Wednesday, May 30, 2018

More thoughts on A Wizard Alone and representation in fiction

I learned I was autistic and A Wizard Alone came out, within months of each other. This was a book I had preordered, a series that was my favorite series. It was something that I knew was going to be devoured and loved, because Young Wizards was my life at the time.

And this was when I found out that I was autistic. When suddenly, there was an autistic character in the latest book of my favorite series. And I read this book repeatedly. Whenever I needed anchoring I read this book. This book did not leave the side of my bed, because there was a character like me in a book that already meant so much to me.

And on the flip side, I could never stop being aware that it was wrong to be like me according to this book. It was good to stop being autistic. It was bad to be autistic. When I wasn't reading this repeatedly and living on the Young Wizards forums, I was living in autistic spaces, repeating amongst voices the word neurodiversity, saying that it wasn't bad to be me, being me, and trying to be loud, while not knowing how to be, as a teenager.

I was living this life where the thing grounding me, was a book that was important to me because it was already my favorite series, and was important to me because it had an autistic character, no matter how much that autistic character didn't look like me or move like me or think like me, no matter how much if the word autism wasn't said I wouldn't relate, because this larger family of autistics was a family I belonged to, and this character was someone who was like me and this mattered.

And I was living this life where this same thing that was grounding me was telling me I was wrong. And where I was going and spending large amounts of my time telling people that acting like this book was wrong, though not naming it by name.

This was what I needed, because what I could find for fiction at this point in time with autistic characters were stories and characters that weren't like me and that said that autistic was bad. Latching on to one of these stories, where a character wasn't like me and it was wrong to be autistic, but it was a world and series that I loved made sense, because there was still autistic. Because I could cognitive dissonance and dissociate away the parts which said, but you're not supposed to be this way. Because I could be, this is important, autistic is important, autistic fantasy is important.

And when the NME came out, this meant no longer was I needing to pretend in order to protect myself. While at this point this was no longer that book that I was holding myself together with, it was a book with that history to me, from a series where I buy every book the moment they're available, and a community which I grew up with.

I didn't need to keep saying "but it's okay, I like this book even though I wouldn't accept this from any other book, because it's important enough to me in other ways", because now it was fixed, now it was okay to be autistic, now this character looked far more like me than the previous edition's had (though still we're very different, because all autistic people are different). Now it was a book I was not afraid of recommending to people, and was instead one I wanted to recommend, because it was not only important, it was important, and had an autistic character like a character who actually felt autistic, not like the label was attached, and it was okay to be autistic.

These changes matter. Representation matters.
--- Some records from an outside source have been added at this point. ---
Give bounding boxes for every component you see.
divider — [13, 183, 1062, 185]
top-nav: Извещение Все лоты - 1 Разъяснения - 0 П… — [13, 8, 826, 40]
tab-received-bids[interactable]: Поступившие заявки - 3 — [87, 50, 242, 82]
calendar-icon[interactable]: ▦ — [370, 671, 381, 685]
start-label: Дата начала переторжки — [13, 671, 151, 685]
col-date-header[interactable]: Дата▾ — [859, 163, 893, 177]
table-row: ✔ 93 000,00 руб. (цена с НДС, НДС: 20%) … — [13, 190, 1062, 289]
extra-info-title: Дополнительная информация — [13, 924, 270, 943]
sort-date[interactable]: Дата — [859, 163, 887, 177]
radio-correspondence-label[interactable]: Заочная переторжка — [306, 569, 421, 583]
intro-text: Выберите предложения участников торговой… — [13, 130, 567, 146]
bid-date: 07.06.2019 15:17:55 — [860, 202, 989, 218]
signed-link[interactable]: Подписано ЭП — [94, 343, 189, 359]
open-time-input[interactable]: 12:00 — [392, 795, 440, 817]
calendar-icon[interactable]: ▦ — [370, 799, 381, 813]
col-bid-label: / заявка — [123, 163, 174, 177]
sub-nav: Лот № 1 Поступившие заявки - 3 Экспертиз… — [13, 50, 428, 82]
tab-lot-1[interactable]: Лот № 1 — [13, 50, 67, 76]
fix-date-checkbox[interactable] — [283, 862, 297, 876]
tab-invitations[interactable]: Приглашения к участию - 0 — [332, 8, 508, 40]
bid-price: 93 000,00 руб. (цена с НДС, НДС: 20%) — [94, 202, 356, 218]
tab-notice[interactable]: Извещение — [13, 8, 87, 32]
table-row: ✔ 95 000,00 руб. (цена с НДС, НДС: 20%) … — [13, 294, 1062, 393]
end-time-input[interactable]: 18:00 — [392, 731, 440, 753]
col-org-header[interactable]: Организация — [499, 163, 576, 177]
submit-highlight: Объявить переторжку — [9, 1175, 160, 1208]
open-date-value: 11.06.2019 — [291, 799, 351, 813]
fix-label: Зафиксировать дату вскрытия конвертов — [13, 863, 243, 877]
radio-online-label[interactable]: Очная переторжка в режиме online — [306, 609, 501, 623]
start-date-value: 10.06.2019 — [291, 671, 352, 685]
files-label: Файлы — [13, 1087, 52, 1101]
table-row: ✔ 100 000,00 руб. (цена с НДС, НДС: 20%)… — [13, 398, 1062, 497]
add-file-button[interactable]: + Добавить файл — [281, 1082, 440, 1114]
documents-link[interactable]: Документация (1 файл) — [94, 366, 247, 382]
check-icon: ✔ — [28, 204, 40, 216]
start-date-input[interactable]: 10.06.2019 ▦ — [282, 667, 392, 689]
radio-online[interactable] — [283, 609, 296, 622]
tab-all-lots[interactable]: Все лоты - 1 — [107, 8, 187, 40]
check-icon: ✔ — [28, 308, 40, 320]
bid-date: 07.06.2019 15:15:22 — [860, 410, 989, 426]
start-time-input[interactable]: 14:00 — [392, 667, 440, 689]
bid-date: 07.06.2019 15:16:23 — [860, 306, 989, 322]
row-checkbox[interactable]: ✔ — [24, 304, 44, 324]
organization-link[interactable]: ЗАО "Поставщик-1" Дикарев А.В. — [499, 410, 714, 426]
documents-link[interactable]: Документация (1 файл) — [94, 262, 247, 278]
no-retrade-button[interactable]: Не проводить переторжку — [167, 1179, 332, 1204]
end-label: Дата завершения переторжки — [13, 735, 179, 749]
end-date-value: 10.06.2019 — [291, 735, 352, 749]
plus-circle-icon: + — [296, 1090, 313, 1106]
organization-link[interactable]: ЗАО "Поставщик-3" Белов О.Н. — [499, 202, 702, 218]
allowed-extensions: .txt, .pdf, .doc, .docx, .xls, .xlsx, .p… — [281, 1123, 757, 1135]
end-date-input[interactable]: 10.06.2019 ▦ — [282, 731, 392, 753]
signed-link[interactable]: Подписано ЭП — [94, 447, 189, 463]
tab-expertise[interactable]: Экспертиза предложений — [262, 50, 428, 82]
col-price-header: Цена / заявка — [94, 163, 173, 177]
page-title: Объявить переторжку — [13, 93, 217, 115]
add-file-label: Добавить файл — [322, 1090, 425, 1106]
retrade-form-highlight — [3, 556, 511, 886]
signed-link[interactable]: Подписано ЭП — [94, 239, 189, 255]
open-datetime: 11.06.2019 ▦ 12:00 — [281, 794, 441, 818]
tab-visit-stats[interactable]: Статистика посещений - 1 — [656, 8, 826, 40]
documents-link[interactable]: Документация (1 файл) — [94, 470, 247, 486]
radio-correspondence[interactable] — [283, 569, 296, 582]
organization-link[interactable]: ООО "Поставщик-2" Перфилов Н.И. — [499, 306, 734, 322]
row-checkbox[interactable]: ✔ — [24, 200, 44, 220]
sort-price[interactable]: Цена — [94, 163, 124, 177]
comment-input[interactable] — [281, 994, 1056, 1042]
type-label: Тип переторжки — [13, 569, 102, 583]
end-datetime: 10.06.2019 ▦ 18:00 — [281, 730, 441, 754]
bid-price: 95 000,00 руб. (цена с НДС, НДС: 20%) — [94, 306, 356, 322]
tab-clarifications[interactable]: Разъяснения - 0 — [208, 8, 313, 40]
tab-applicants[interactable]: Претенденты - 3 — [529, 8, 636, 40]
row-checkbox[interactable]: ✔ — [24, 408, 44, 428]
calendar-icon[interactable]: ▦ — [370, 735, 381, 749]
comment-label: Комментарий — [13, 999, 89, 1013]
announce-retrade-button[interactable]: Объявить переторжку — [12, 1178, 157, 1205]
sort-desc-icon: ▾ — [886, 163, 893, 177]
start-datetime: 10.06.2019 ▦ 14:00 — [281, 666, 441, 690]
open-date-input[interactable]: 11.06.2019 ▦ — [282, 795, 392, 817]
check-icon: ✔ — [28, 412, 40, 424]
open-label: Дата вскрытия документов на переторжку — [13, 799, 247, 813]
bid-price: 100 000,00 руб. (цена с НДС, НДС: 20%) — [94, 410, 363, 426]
But what also matters is that it wasn't as huge of a deal as I would have expected when the NME came out. It mattered a lot because of the importance of YW to me, and because it was fixing a book that was problematic, but while I couldn't find books back when the first edition of A Wizard Alone came out where autistic wasn't wrong, now I can find these. Now I've read many. Now autistic authors writing autistic characters is a thing I can search for and choose to read and I know how to do that. Now fanfic with autistic characters isn't difficult to find. It wasn't as huge a deal because the a change in amount of fiction I can find with autistic characters does exist. And that matters too.

There still needs to be more. And we need more PoC autistic characters, and nonspeaking autistic characters, and in general more autistic characters which don't fit the norm that currently exists in fiction. At this point, I'm not looking to a book that wants to cure me because I feel alone and like I'm the only autistic person in the world and that matters. And others need that level of, not being alone, fiction recognizes they exist, too.